A ideia dos reformistas de que a riqueza pode ser redistribuída de uma forma mais equitativa entra em conflito com os interesses fundamentais dos capitalistas. Nesta época de crise econômica, colocar a redistribuição da pouca riqueza é utópico, os grandes burgueses têm algo diferente em mente para conservar quase sem perdas os seus lucros e isso significa lançar a crise sobre os ombros dos trabalhadores, incrementar as condições de exploração, arrebatar os direitos conquistados no passado. Para os reformistas, a forma de distribuir a riqueza é fazer do Estado capitalista o fiador do apoio social, ou seja, não quebrar a dinâmica da exploração capitalista, mas simplesmente dar algum dinheiro para que os pobres não morram de fome. Isso não resolve nada. Para os marxistas, o que está em causa é a expropriação de grandes fortunas e meios de produção privados, que passem para as mãos da classe trabalhadora e do restante dos oprimidos e que sejam geridos através de um plano de produção democrático. Uma medida não tem nada a ver com a outra. Apoiamos qualquer medida séria do governo Castillo que signifique um avanço nas condições de vida da classe trabalhadora. Mas advertimos que essas medidas encontrarão forte resistência dos capitalistas. Somente com a audaciosa mobilização das massas nas ruas é que essa resistência pode ser enfrentada. Se o governo permanecer dentro dos estreitos limites do parlamentarismo burguês, e especialmente sem ter uma sólida maioria legislativa, estará fadado ao fracasso. Se apoiar firmemente a mobilização e a luta nas ruas, será capaz de quebrar a resistência da oligarquia. Nossa luta não pode terminar aí, devemos empreender uma campanha para acabar com o capitalismo, não para arredondar suas arestas e torná-lo mais aceitável.
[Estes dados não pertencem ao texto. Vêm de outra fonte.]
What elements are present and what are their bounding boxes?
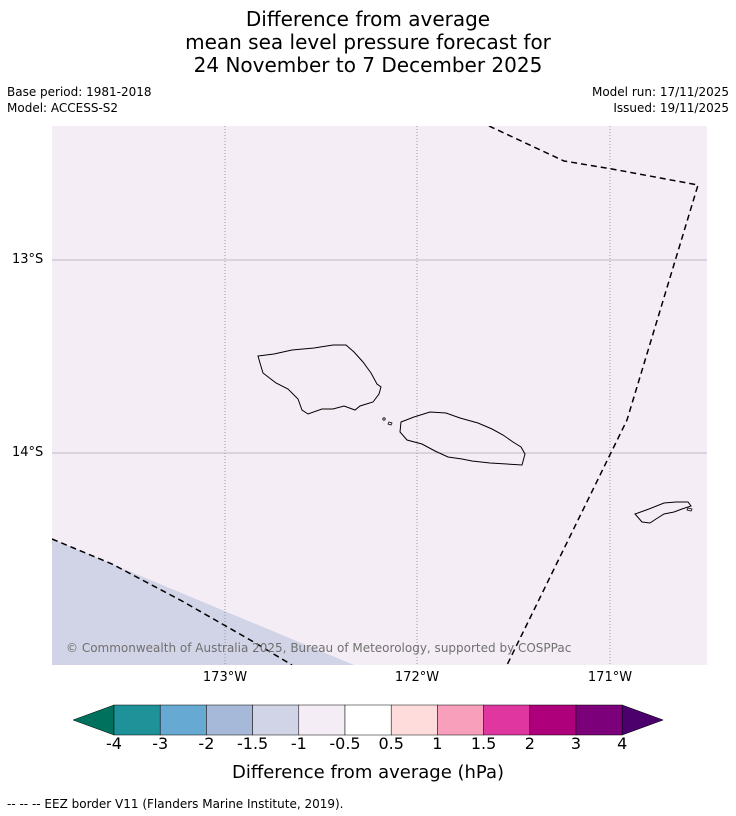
colorbar-bin [483,704,531,736]
colorbar-over-arrow [621,704,664,736]
colorbar-tick-label: 4 [617,734,628,753]
island-savaii [257,344,382,415]
lon-label-172w: 172°W [394,670,440,685]
map-title: Difference from average mean sea level p… [0,8,736,77]
colorbar-tick-label: -4 [106,734,122,753]
issued-date: Issued: 19/11/2025 [613,101,729,115]
colorbar-bin [252,704,300,736]
eez-border-note: -- -- -- EEZ border V11 (Flanders Marine… [7,797,344,811]
island-upolu [399,411,526,466]
colorbar-tick-label: 0.5 [378,734,404,753]
colorbar-tick-label: 1 [432,734,443,753]
run-info: Model run: 17/11/2025 Issued: 19/11/2025 [592,84,729,116]
copyright-notice: © Commonwealth of Australia 2025, Bureau… [66,641,572,655]
colorbar-tick-label: 3 [570,734,582,753]
colorbar-bin [344,704,392,736]
map-background [52,126,707,665]
colorbar [72,704,664,740]
model-name: Model: ACCESS-S2 [7,101,119,115]
colorbar-tick-label: -2 [198,734,215,753]
title-line-3: 24 November to 7 December 2025 [193,53,543,77]
eez-border-southwest [52,538,293,665]
colorbar-bin [298,704,346,736]
colorbar-bin [529,704,577,736]
colorbar-bin [390,704,438,736]
colorbar-svg [72,704,664,736]
lat-label-13s: 13°S [12,252,44,267]
colorbar-tick-label: 1.5 [470,734,497,753]
colorbar-tick-label: -3 [152,734,169,753]
island-aunuu [686,507,693,512]
colorbar-tick-label: -1 [290,734,307,753]
colorbar-under-arrow [72,704,115,736]
colorbar-bin [575,704,623,736]
colorbar-bin [159,704,207,736]
colorbar-bin [437,704,484,736]
lon-label-171w: 171°W [587,670,633,685]
colorbar-tick-label: 2 [524,734,535,753]
island-tutuila [634,501,692,524]
eez-border-east [488,126,699,665]
lon-label-173w: 173°W [202,670,248,685]
map-canvas [52,126,707,665]
model-info: Base period: 1981-2018 Model: ACCESS-S2 [7,84,152,116]
title-line-2: mean sea level pressure forecast for [185,30,551,54]
title-line-1: Difference from average [245,7,491,31]
colorbar-tick-label: -1.5 [236,734,269,753]
map-panel: © Commonwealth of Australia 2025, Bureau… [52,126,707,665]
lat-label-14s: 14°S [12,445,44,460]
colorbar-tick-label: -0.5 [329,734,361,753]
colorbar-bin [206,704,253,736]
base-period: Base period: 1981-2018 [7,85,152,99]
lower-pressure-region [52,539,354,665]
model-run: Model run: 17/11/2025 [591,85,729,99]
colorbar-bin [113,704,161,736]
island-apolima [387,421,393,426]
colorbar-title: Difference from average (hPa) [231,762,505,783]
island-manono [382,417,386,421]
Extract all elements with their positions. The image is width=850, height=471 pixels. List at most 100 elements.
Para alcançar estes objetivos, é necessário construir um partido revolucionário que resgate toda a nossa experiência de lutas passadas, faça um balanço sério dos acertos e erros, forme quadros políticos e tenha uma estratégia não sectária de luta contra o movimento de massas, que nos permita recrutar os melhores elementos da juventude, das mulheres e da classe trabalhadora para a luta pelo socialismo.

Uma Assembleia Constituinte pode resolver alguma coisa?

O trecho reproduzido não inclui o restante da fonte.